The update revealed a $6 million lead on internal budgets at the beginning of the financial year and surpassed analysts’ expectations.
The group’s gross margin also rose by 67% on pcp and earned a gross margin percentage of 53%.
Today, the group gave a commentary on that performance and speculated on 2024.
IKE has slipped nearly 10% in the year so far, having dipped below the wider market more recently:
Source: TradingView
IKE posts strong growth in FY23
IKE stated its gross margin was around $16.4 million. Enterprise customer platform subscriptions went up by 19%, and subscription revenue increased 57% from $5.6 million to $8.8 million.
IKE CEO Glenn Milnes commented on the year’s performance:
‘The FY23 period saw continued strong momentum across IKE. We have achieved very significant revenue and gross margin growth and have closed the period materially ahead of all internal stretch targets.
‘Our balance sheet remains extremely strong, noting that the USD and AUD fx rates impact our reported NZD position each quarter. Operating leverage is evident via the scalability of our software products and our disciplined approach to managing operating expenses.’
The group reported that its total cash and receivables at the end of the March quarter were at $23.2 million, which was made up of $18 million in cash and $5.2 million in receivables, with payables of $2.3 million.
IKE did not count any outstanding debt for the quarter or for the year.
Source: IKE
IKE speculates on 2024
The research company believes that with strength in its pipeline, and its high sales in Q4 (including winning a new enterprise customer each week), it should be able to continue strong into the next financial year.
However, Mr Milnes says that incoming monies might be lower than this year, even if tailwinds overall point towards a positive trajectory in the US.
Milnes concluded:
‘We expect growth to continue in FY24, noting the potential for Q1 FY24 transaction revenue to be below the Q4 FY23 run rate because of the engineering practices of utilities in certain territories where one or two larger IKE customers are building fiber networks.

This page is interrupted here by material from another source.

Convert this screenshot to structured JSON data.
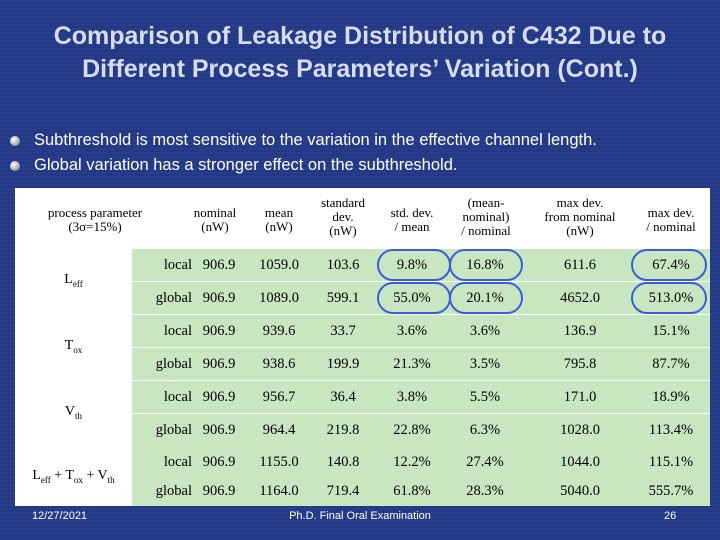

‘Macro-market tailwinds across North America remain highly supportive, driven by the multi-year investment being made into building overhead fiber networks, and additively, the forecasted $300B investment by electric utilities into building & maintaining distribution network capacity and associated network hardening.’
The group said that in order to meet carbon-zero targets in the US by 2050, analysts forecast that the approximately 50% of the energy in the US needs to be on the electrical grid. Today this sits at just 20%.